With the horrifying traffic gridlock plaguing the Apapa and Tin Can Island ports complex in Lagos occasioned by bad roads, for instance, it takes an average of one month for trucks to access the ports to evacuate cargo. This has negatively impacted on port operations and made importers and exporters incur huge overhead costs.


Therefore, for Buhari’s sermons on ports operations to sink, he must brace up to remove the logs in the eyes first. He should do at home what he is preaching to others to do in order to gain the needed moral high ground to preach efficiency in ports operations.

Even some African countries have better ports operations than Nigeria, which automatically disqualifies Nigeria from mounting the podium to pontificate on efficient management of sea ports in the first place. At least, not when many importers direct their cargoes to ports in neighbouring Benin Republic and Togo for efficient service.

Ports in Djibouti and Mombasa in Kenya too are rated higher. South Africa’s port in Durban is among the best in the world. Lagos port is the fourth largest in Africa but evidently the most inefficient. It is therefore curious why successive leaders from 1999 till date, have ignored the renewal of Lagos ports and upgrade of ports in the Niger Delta region, notably in Calabar, Port Harcourt, Warri, Sapele, Uyo and others locations in the oil-rich region of Nigeria.

At the same conference, Buhari who reportedly directed that all the country’s seaports be connected by rail for improved evacuation of cargoes to the hinterland, also noted that his administration was constructing about 70 major highways across the six geopolitical zones. This was a cheap political point to make considering that what was at issue was the abysmal state of ports infrastructure in the country and not the state of highways.

Even at that, there is also no good news about road infrastructure as there have been grumblings nationwide over the deplorable state of the road networks. In the same vein, the comatose rail system government claimed was being revived, has not been extended to the ports. The ports need railway to be efficient. Interconnectivity will improve the country’s economic competitiveness as targeted under the Economic Recovery and Growth Plan.

This newspaper would like to reiterate that those who are in charge of transportation in Nigeria should freeze political activities and pay attention to the development of infrastructure in that area including the maritime sector.

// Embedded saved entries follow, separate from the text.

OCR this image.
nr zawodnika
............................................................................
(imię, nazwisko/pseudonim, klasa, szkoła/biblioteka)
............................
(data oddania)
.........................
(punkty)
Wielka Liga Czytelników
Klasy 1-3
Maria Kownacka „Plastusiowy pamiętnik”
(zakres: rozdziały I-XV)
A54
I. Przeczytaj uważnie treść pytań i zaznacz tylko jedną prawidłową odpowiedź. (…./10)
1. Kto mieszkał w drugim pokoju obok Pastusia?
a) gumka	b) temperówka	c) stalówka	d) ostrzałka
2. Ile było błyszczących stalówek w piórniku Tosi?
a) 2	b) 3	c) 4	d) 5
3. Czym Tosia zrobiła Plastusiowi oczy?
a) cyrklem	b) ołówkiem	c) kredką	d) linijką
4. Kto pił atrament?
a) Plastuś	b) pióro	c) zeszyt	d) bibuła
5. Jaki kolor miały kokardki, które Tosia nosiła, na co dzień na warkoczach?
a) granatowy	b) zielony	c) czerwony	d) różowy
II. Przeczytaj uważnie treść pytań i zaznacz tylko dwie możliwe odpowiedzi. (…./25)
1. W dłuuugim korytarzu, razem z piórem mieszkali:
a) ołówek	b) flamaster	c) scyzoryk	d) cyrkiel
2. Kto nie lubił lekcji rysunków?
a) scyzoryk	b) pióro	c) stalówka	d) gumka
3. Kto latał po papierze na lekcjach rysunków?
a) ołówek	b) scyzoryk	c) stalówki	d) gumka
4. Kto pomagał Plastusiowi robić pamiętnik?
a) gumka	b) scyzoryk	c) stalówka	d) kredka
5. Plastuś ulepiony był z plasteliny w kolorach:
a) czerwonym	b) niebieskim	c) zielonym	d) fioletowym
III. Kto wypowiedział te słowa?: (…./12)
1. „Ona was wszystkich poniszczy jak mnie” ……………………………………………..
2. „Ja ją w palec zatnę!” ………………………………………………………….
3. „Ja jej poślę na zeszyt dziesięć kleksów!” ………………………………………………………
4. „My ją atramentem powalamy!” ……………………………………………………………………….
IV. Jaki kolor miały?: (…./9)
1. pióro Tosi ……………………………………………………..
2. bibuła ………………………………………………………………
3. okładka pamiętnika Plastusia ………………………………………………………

The two ports in Lagos – Apapa and Tin Can – have been overstressed. Therefore, the need for the full reactivation of all the other eight ports on the Atlantic seaboard that have remained moribund for only God knows, cannot over pleaded. It is the only way to go in view of the situation in the Lagos ports.

This, again, it brings to the fore the issue of federalism. Why can’t the coastal states in the South-South geopolitical zone develop ports in their areas and operate them? Why is the Federal Government holding on to ports exclusively when it can’t develop them? In most democracies, ports are developed and managed by local or city authorities. It shouldn’t be different here. Ports in Nigeria should be run outside the Federal Government by state or even local councils where they are located. The Apapa Local Government Council in whose jurisdiction the Apapa ports are located should be involved in their running and they should only pay taxes to federal authorities where necessary.